Women in training and education

By 11 Mar 2020

As Radha Ramesh of Dhote Offset Technokrafts rightly points out, as compared to 10 years ago, today there are many more women willing to enter the print field. The government has also recognised Print as a skill under the Media & Entertainment sector arm of National Skill Development Council (NSDC).

These developments wouldn’t have been possible without the effort of the institutes and colleges that are striving to uplift the demand for print professionals through quality training.

Here, trainers from the print sector talk about the possibilities and challenges in the industry.

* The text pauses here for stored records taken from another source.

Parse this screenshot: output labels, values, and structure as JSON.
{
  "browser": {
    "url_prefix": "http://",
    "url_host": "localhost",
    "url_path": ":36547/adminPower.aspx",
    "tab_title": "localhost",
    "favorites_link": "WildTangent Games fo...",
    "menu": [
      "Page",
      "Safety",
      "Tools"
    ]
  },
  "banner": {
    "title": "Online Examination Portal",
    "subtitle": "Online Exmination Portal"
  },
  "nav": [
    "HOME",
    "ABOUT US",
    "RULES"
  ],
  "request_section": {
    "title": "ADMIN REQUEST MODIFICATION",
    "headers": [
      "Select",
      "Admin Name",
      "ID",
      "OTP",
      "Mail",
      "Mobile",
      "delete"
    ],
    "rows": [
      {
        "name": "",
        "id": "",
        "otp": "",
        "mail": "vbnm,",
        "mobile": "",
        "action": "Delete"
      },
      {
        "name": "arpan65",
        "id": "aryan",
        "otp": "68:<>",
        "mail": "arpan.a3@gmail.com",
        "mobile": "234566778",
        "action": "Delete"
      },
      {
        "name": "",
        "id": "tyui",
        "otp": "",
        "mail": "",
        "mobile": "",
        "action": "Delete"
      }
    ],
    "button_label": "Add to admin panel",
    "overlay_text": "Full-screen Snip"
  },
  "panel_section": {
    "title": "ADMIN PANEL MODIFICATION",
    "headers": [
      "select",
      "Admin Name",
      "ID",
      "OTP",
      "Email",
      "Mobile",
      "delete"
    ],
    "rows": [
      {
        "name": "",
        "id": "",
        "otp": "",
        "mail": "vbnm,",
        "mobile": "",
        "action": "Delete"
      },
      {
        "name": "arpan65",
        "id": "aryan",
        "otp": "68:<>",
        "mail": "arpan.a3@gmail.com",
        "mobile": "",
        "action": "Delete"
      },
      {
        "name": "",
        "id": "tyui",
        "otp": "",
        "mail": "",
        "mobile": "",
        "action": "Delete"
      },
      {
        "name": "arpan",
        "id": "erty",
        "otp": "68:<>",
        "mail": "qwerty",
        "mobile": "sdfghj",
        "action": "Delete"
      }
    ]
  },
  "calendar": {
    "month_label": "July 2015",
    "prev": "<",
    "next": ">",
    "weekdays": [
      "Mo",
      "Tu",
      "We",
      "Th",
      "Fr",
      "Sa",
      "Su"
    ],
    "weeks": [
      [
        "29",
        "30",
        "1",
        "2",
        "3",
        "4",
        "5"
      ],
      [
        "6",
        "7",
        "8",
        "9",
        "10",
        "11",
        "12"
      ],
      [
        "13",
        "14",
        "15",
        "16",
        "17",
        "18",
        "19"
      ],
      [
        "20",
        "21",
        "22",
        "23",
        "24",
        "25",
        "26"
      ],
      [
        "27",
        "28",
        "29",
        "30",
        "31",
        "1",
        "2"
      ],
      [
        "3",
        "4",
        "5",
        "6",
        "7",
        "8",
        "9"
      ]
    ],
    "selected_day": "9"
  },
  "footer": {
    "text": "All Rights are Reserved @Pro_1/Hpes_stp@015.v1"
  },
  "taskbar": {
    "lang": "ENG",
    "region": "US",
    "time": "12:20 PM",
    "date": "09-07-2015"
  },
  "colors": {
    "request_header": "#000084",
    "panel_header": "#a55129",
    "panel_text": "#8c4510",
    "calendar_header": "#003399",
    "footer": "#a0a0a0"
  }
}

Ramesh: The print industry is witnessing a paradigm shift in its approach towards hiring new talents

Prof Padmaja Joshi, PVG College of Engineering and Technology 

Is print now a better industry for women to work in? 
As our society is getting transformed though slowly towards every little Dos and Don'ts, especially for so-called "working woman", such types of questions are sure to arise. More than the industry ready to accept women, I would say it is the other way around. 

Please explain why …
A woman becomes more and more aware of herself, she has the choice to choose the area she wants to explore. And so, she makes herself eligible to work in the area of choice, may it be printing. If we talk only about the print industry being ready to accept women, well! Today, technology is getting transformed and this has created many opportunities in every department. A variety of skill sets are demanded by the industry, plus interdisciplinary opportunities are available. This is a very promising picture for women to step into the printing industry.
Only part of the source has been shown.